Sosok dan Latar Belakang

Tuangku Saliah adalah ulama dan tokoh tarekat yang hidup di Ranah Minang pada akhir abad ke-19 hingga awal abad ke-20. Ia diperkirakan berasal dari wilayah pesisir Sumatera Barat dan tumbuh dalam lingkungan yang religius. Sejak muda, Tuangku Saliah telah mendalami berbagai ilmu agama, termasuk fikih, tauhid, dan tasawuf, yang kemudian menjadi fondasi kuat dalam dakwahnya.

Gelar "Tuangku" dalam budaya Minangkabau menandai kedudukan seorang ulama atau guru agama yang dihormati. Nama Tuangku Saliah mulai dikenal luas karena kedalaman ilmu dan kharisma spiritual yang dimilikinya, menjadikannya sosok panutan bagi masyarakat.


Peran dalam Dakwah dan Tarekat

Tuangku Saliah aktif menyebarkan ajaran Islam dengan pendekatan tasawuf yang lembut dan menyentuh hati. Ia diduga memiliki keterkaitan dengan tarekat Syattariyah dan Naqsyabandiyah, dua tarekat yang berkembang pesat di Minangkabau pada masa itu.

Metode dakwahnya mengutamakan pembinaan hati dan jiwa dengan menekankan pentingnya:

  • Membersihkan hati dari sifat sombong dan iri
  • Memperkuat tauhid kepada Allah
  • Menjaga adab dan akhlak dalam kehidupan sehari-hari
  • Mengamalkan zikir dan wirid sebagai jalan mendekatkan diri kepada Tuhan

Masyarakat memandangnya bukan hanya sebagai guru agama, tetapi juga sebagai sumber nasihat dan petunjuk hidup.


Kisah-Kisah Karamah

Seperti banyak ulama sufi Nusantara, nama Tuangku Saliah juga identik dengan berbagai kisah karamah (keistimewaan spiritual). Cerita turun-temurun mengisahkan bahwa beliau memiliki firasat yang tajam dan doa yang mustajab.
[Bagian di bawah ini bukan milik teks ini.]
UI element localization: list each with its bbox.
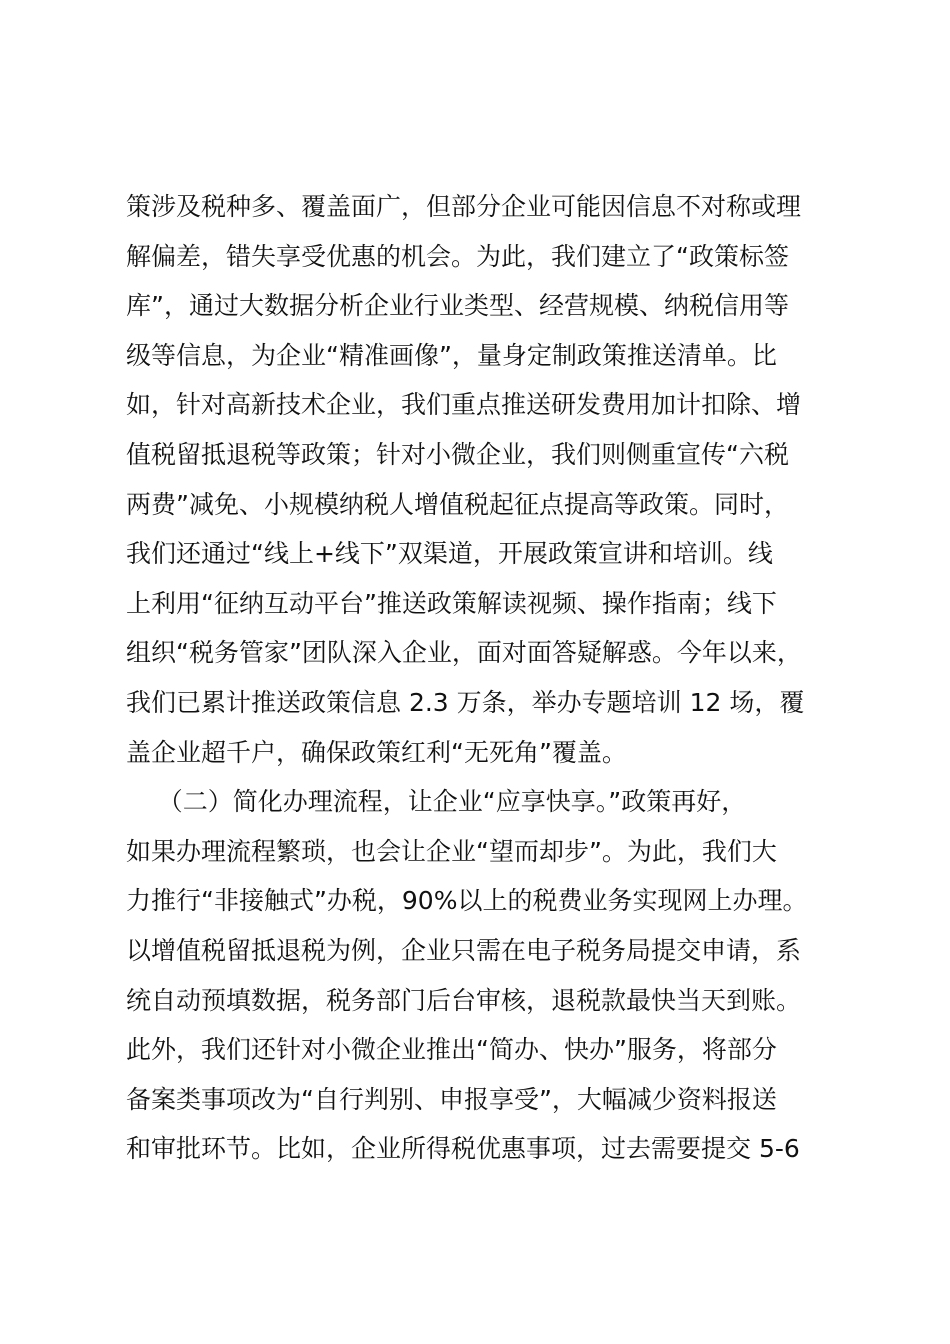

Walaupun kisah-kisah ini lebih banyak diwariskan secara lisan, keberadaan cerita tersebut mencerminkan betapa besar pengaruh dan kecintaan masyarakat terhadap sosoknya.


Warisan dan Pengaruh

Hingga kini, nama Tuangku Saliah tetap hidup dalam ingatan masyarakat Minangkabau. Pengaruhnya nyata terlihat dalam kuatnya tradisi keagamaan di Sumatera Barat, khususnya dalam praktik tarekat dan pengajian di surau-surau.

Ia menjadi simbol ulama Minangkabau yang tidak hanya menguasai ilmu agama, tetapi juga menampilkan adab dan spiritualitas yang tinggi. Dalam masyarakat yang memegang teguh prinsip adat dan agama, Tuangku Saliah menjadi jembatan yang harmonis antara syariat dan hakikat.


Penutup

Sejarah perjuangan Tuangku Saliah mengingatkan kita bahwa dakwah sejati tidak selalu harus melalui kekuasaan atau kekerasan, melainkan melalui kelembutan hati, keteguhan iman, dan keteladanan yang hidup.

Di tengah dinamika zaman, kisahnya tetap relevan sebagai pengingat bahwa ilmu tanpa adab akan kering, dan ibadah tanpa ketulusan akan kehilangan makna.

Ranah Minang patut berbangga karena dari tanahnya lahir sosok ulama yang namanya terus hidup dalam ingatan dan doa masyarakatnya.